Die Schutzpolizei hat im Oktober vorigen Jahres einmal überprüft, wie es um die Fußgänger-Überwege bestellt ist. Dabei kam heraus, daß mit Abstand die meisten weder Ampeln noch das berühmte Bild 4a (Männchen) haben. Im Stadtgebiet gibt es 89 Überwege an Kreuzungen mit Lichtsignalen, 11 mit Druckknopf-Ampeln, 72 nur mit Zebrastreifen und Verkehrszeichen (Bild 4a) und 214 allein mit Zebrastreifen ohne jeden anderen Hinweis. Und gerade an jenen Überwegen, die nur durch die weißen Linien auf der Fahrbahn gekennzeichnet sind, haben sich die Unfälle gehäuft.

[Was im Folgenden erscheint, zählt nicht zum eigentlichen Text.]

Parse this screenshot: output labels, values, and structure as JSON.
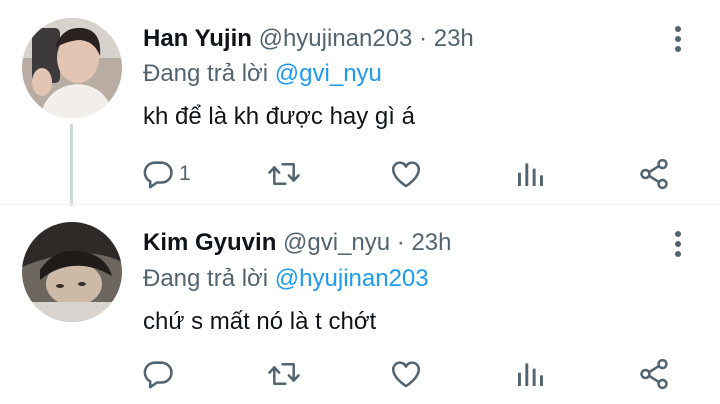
{
  "tweets": [
    {
      "name": "Han Yujin",
      "handle": "@hyujinan203",
      "time_sep": " · ",
      "time": "23h",
      "reply_prefix": "Đang trả lời ",
      "reply_to": "@gvi_nyu",
      "text": "kh để là kh được hay gì á",
      "reply_count": "1",
      "avatar_icon": "avatar-photo"
    },
    {
      "name": "Kim Gyuvin",
      "handle": "@gvi_nyu",
      "time_sep": " · ",
      "time": "23h",
      "reply_prefix": "Đang trả lời ",
      "reply_to": "@hyujinan203",
      "text": "chứ s mất nó là t chớt",
      "reply_count": "",
      "avatar_icon": "avatar-photo"
    }
  ],
  "colors": {
    "text": "#0f1419",
    "secondary": "#536471",
    "accent": "#1d9bf0",
    "thread_line": "#cfd9de"
  },
  "icons": [
    "reply-icon",
    "retweet-icon",
    "like-icon",
    "views-icon",
    "share-icon",
    "more-icon"
  ]
}
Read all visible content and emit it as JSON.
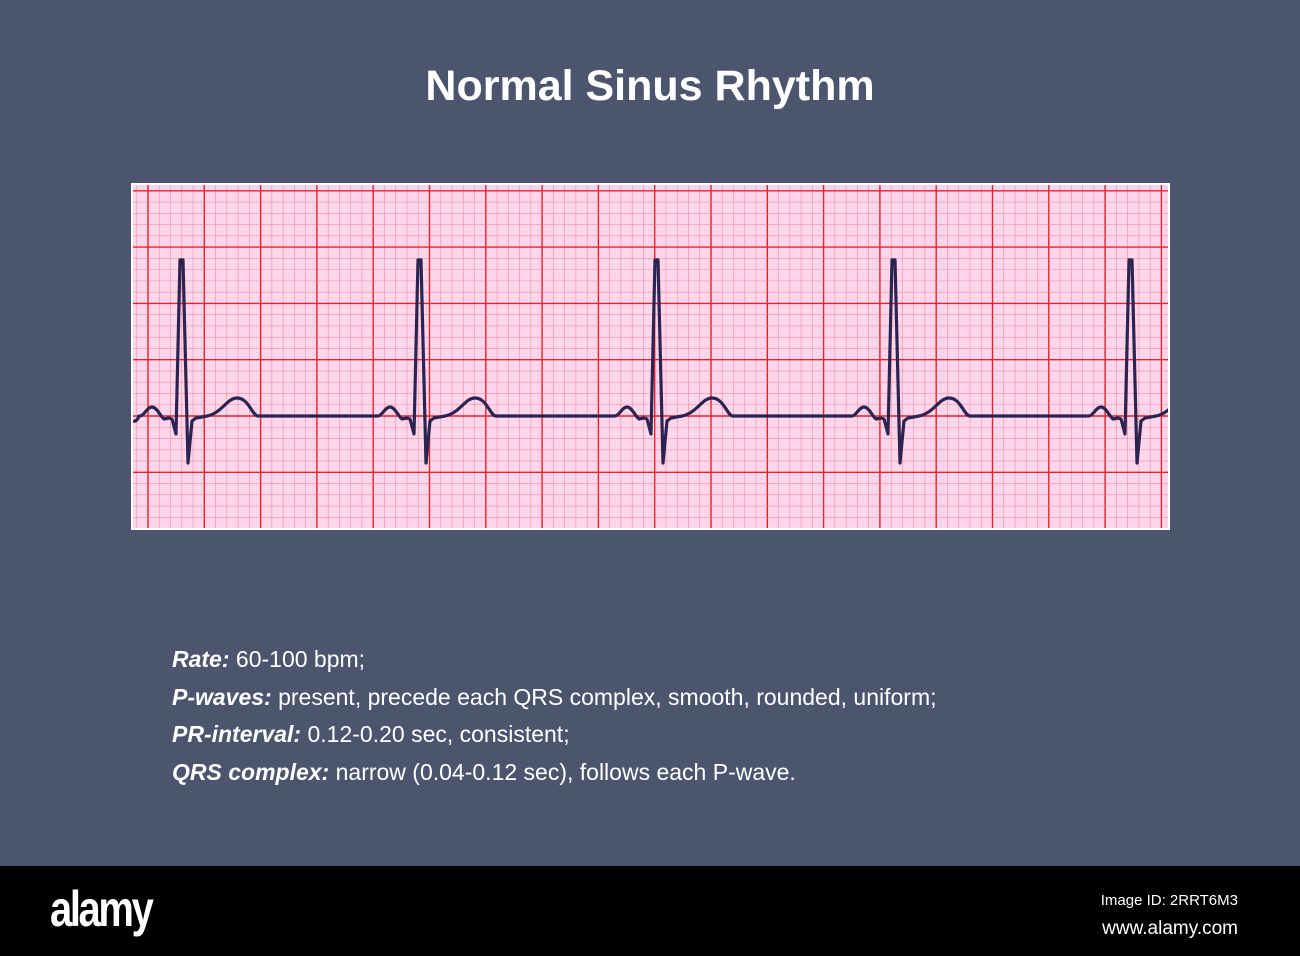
{
  "title": "Normal Sinus Rhythm",
  "criteria": [
    {
      "label": "Rate:",
      "text": " 60-100 bpm;"
    },
    {
      "label": "P-waves:",
      "text": " present, precede each QRS complex, smooth, rounded, uniform;"
    },
    {
      "label": "PR-interval:",
      "text": " 0.12-0.20 sec, consistent;"
    },
    {
      "label": "QRS complex:",
      "text": " narrow (0.04-0.12 sec), follows each P-wave."
    }
  ],
  "footer": {
    "logo": "alamy",
    "image_id": "Image ID: 2RRT6M3",
    "site": "www.alamy.com"
  },
  "colors": {
    "background": "#4b566e",
    "paper": "#fdd6ec",
    "grid_major": "#e8202c",
    "grid_minor": "#e87080",
    "trace": "#2c2450"
  },
  "ecg": {
    "beats": 5
  }
}
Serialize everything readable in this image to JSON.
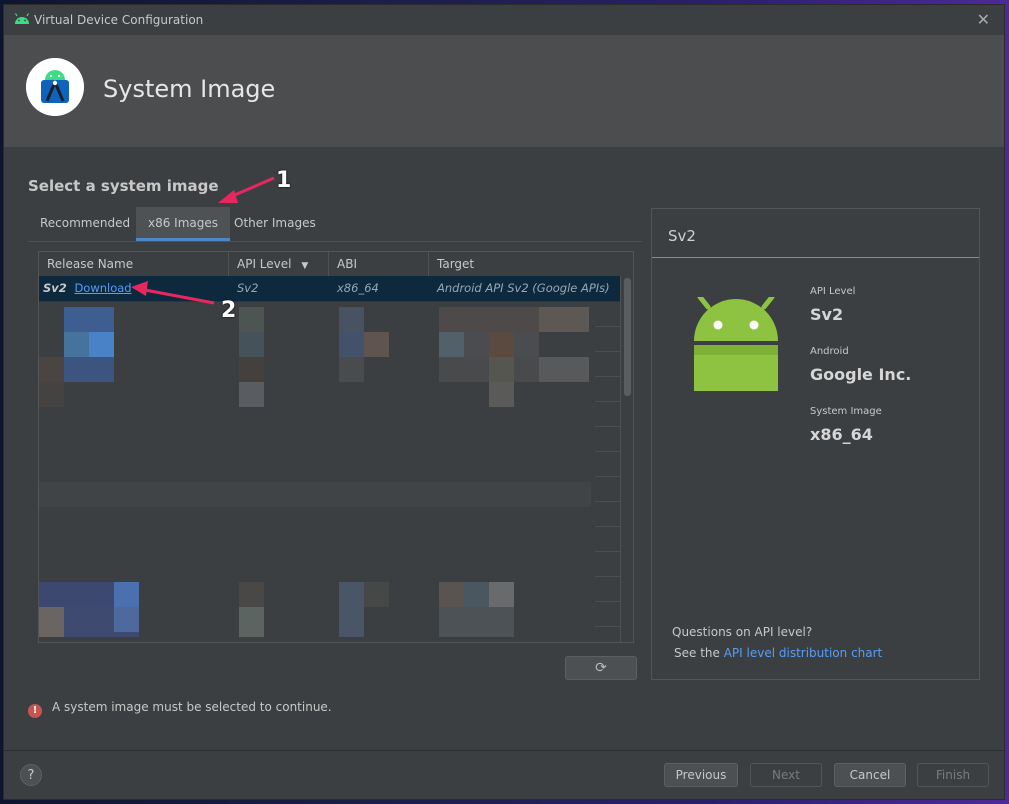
{
  "window": {
    "title": "Virtual Device Configuration",
    "close_glyph": "✕"
  },
  "header": {
    "title": "System Image"
  },
  "section": {
    "title": "Select a system image"
  },
  "tabs": [
    {
      "label": "Recommended",
      "active": false
    },
    {
      "label": "x86 Images",
      "active": true
    },
    {
      "label": "Other Images",
      "active": false
    }
  ],
  "table": {
    "columns": [
      "Release Name",
      "API Level",
      "ABI",
      "Target"
    ],
    "sort_icon": "▼",
    "selected_row": {
      "release": "Sv2",
      "download": "Download",
      "api_level": "Sv2",
      "abi": "x86_64",
      "target": "Android API Sv2 (Google APIs)"
    }
  },
  "refresh_button": {
    "glyph": "⟳"
  },
  "warning": {
    "icon": "!",
    "text": "A system image must be selected to continue."
  },
  "details": {
    "title": "Sv2",
    "api_level_label": "API Level",
    "api_level_value": "Sv2",
    "android_label": "Android",
    "android_value": "Google Inc.",
    "system_image_label": "System Image",
    "system_image_value": "x86_64",
    "question": "Questions on API level?",
    "see_prefix": "See the",
    "link": "API level distribution chart"
  },
  "footer": {
    "help": "?",
    "previous": "Previous",
    "next": "Next",
    "cancel": "Cancel",
    "finish": "Finish"
  },
  "annotations": {
    "one": "1",
    "two": "2"
  },
  "colors": {
    "accent": "#4a88c7",
    "link": "#589df6",
    "android_green": "#8dc341",
    "annotation_arrow": "#e8275f"
  }
}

Fußgänger ziehen Zebrastreifen vor

„Es handelt sich weder vor noch nach Einführung der Lex Zebra um absolut hohe Unfallzahlen“, meint zwar das Stadtplanungsamt, aber es stimmt doch bedenklich, daß nahezu dreimal so viel Menschen an solchen Stellen verunglückt sind, nachdem den Fußgängern dort das Vorrecht vor dem übrigen Verkehr eingeräumt worden ist. Waren es von Juni bis Oktober 1963 elf Personen gewesen (das macht 0,3 v. H. aller Unfälle aus), so ist diese Zahl in der gleichen Zeit des Vorjahres auf 34 – oder 0,8 v. H. der Gesamtunfälle – gestiegen.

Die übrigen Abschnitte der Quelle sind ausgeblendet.